Differential Diagnoses



Laboratory Studies

Light and electron microscopy of the affected areas reveal a decreased or absent cuticular cell layer and the characteristic paintbrush bristle appearance of trichorrhexis nodosa. More precisely, it resembles a crushed paint brush and is called a "paint brush fracture."[3] In patients with underlying trichothiodystrophy, polarized light shows the typical appearance of alternating light and dark bands on the shaft, the so-called tiger-tail pattern.[30] Fungal microscopy and culture may be performed if necessary. Patients suspected of having an underlying congenital disorder because of a young age at onset and because of the presence of associated symptoms warrant further investigation.

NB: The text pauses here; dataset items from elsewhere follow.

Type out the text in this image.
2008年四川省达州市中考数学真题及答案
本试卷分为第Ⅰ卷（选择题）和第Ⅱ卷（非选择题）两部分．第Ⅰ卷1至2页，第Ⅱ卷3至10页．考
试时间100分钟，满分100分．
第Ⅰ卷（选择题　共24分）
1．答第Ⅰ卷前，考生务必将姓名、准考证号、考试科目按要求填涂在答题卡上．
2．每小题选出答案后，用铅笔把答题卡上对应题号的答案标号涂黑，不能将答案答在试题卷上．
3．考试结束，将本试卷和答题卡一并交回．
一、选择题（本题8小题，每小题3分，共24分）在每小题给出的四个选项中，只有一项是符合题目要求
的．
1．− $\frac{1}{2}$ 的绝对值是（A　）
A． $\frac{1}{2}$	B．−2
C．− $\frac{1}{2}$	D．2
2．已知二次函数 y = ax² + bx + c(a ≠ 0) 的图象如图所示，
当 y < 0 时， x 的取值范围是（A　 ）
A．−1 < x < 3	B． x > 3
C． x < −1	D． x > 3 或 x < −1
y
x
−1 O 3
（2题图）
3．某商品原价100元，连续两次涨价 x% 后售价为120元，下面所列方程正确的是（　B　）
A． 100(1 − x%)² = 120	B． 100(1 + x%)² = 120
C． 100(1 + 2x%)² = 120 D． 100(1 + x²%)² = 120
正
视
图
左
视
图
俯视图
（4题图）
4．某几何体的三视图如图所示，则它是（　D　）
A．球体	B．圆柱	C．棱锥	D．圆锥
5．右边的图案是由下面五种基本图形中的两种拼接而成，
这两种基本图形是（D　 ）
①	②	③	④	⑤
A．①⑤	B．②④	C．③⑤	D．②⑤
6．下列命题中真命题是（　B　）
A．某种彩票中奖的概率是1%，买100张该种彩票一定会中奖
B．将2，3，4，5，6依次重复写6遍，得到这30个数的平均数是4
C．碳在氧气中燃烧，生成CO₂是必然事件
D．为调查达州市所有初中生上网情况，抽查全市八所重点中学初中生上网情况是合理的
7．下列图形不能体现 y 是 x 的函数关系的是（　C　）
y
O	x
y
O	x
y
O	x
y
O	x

Analysis of the hair shaft may reveal a chemical deficiency caused by a metabolic disorder (eg, low sulfur level in trichothiodystrophy). Serum and urine amino acid levels should be investigated.

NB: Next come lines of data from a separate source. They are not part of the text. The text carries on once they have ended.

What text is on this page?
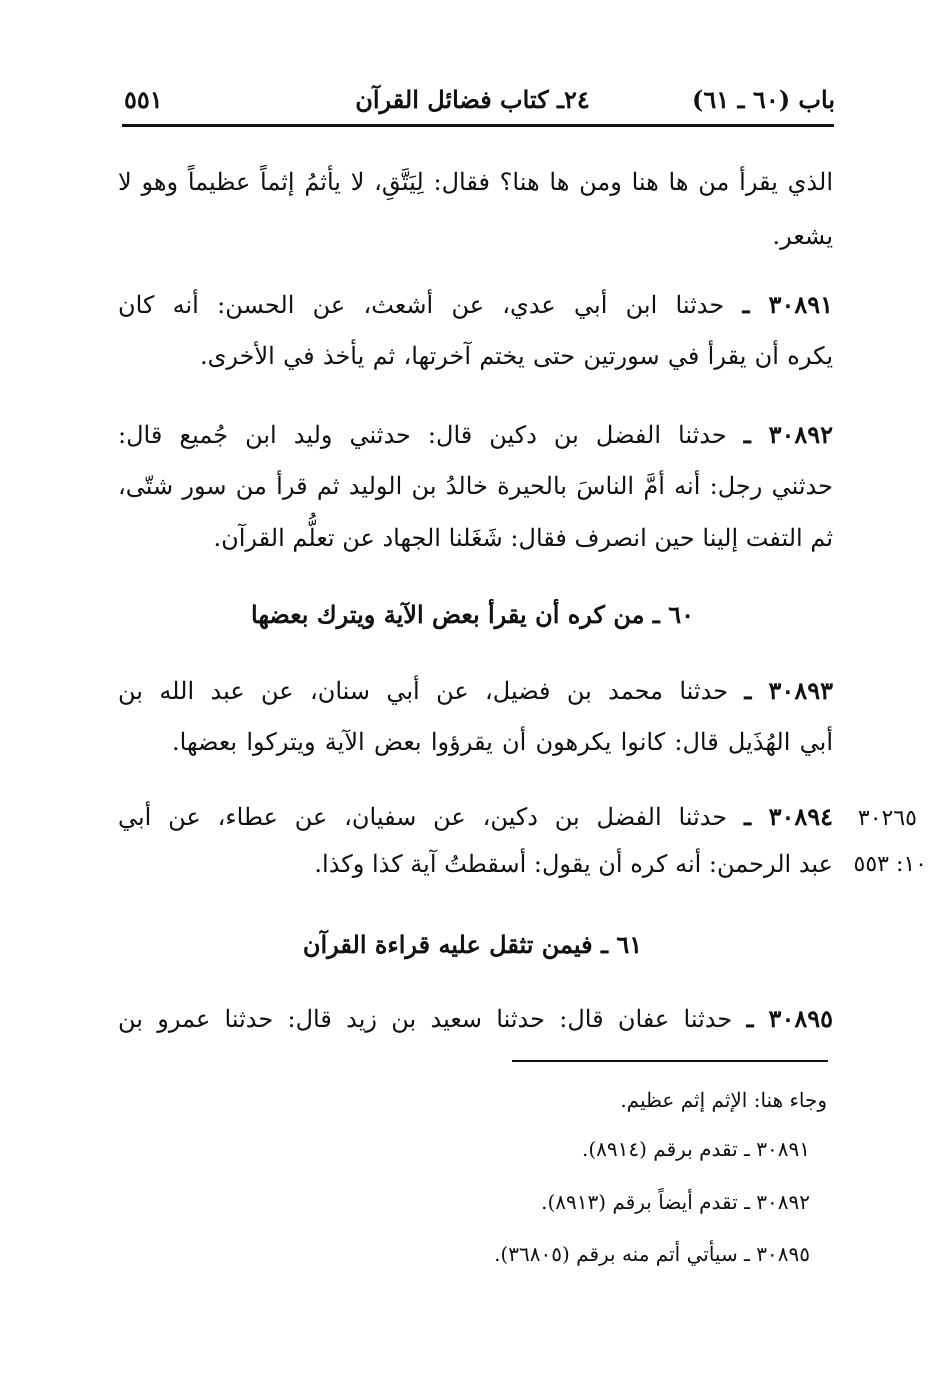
باب (٦٠ ـ ٦١)
٢٤ـ كتاب فضائل القرآن
٥٥١
الذي يقرأ من ها هنا ومن ها هنا؟ فقال: لِيَتَّقِ، لا يأثمُ إثماً عظيماً وهو لا
يشعر.
٣٠٨٩١ ـ حدثنا ابن أبي عدي، عن أشعث، عن الحسن: أنه كان
يكره أن يقرأ في سورتين حتى يختم آخرتها، ثم يأخذ في الأخرى.
٣٠٨٩٢ ـ حدثنا الفضل بن دكين قال: حدثني وليد ابن جُميع قال:
حدثني رجل: أنه أمَّ الناسَ بالحيرة خالدُ بن الوليد ثم قرأ من سور شتّى،
ثم التفت إلينا حين انصرف فقال: شَغَلنا الجهاد عن تعلُّم القرآن.
٦٠ ـ من كره أن يقرأ بعض الآية ويترك بعضها
٣٠٨٩٣ ـ حدثنا محمد بن فضيل، عن أبي سنان، عن عبد الله بن
أبي الهُذَيل قال: كانوا يكرهون أن يقرؤوا بعض الآية ويتركوا بعضها.
٣٠٨٩٤ ـ حدثنا الفضل بن دكين، عن سفيان، عن عطاء، عن أبي
عبد الرحمن: أنه كره أن يقول: أسقطتُ آية كذا وكذا.
٣٠٢٦٥
١٠: ٥٥٣
٦١ ـ فيمن تثقل عليه قراءة القرآن
٣٠٨٩٥ ـ حدثنا عفان قال: حدثنا سعيد بن زيد قال: حدثنا عمرو بن
وجاء هنا: الإثم إثم عظيم.
٣٠٨٩١ ـ تقدم برقم (٨٩١٤).
٣٠٨٩٢ ـ تقدم أيضاً برقم (٨٩١٣).
٣٠٨٩٥ ـ سيأتي أتم منه برقم (٣٦٨٠٥).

Other blood tests may include copper level tests, iron studies, blood cell counts, and liver and thyroid function tests.

Imaging Studies

A CT of the brain and an EEG may aid in diagnosis if mental retardation is present.

Tortuous intracranial vessels and bladder diverticula may be present at early stages and may suggest this diagnosis.[31]

Other Tests

Dermoscopy shows breakage in hair shafts at multiple levels, producing an appearance suggestive of the ends of two brushes aligned in opposition, resembling “thrust paint brushes.”[23, 24, 32] High-power magnification demonstrates these fibers in detail, while at low power, these structures appear as light-colored nodules or gaps located along the hair shaft.[24]



Medical Care

Regardless of the presence or the absence of an underlying defect of the hair shaft, trichorrhexis nodosa is ultimately the result of trauma. Therefore, treatment is aimed at minimizing physical or chemical trauma.

Excessive brushing, hot combing, permanent waving, and other harsh hair treatments should be avoided. In acquired localized trichorrhexis nodosa, the underlying pruritic dermatosis should be treated to prevent trauma from scratching or rubbing. Underlying metabolic disorders are treated accordingly, usually through the implementation of a specifically tailored diet.


Patients should avoid physical and chemical trauma to the hair shaft. See Pathophysiology.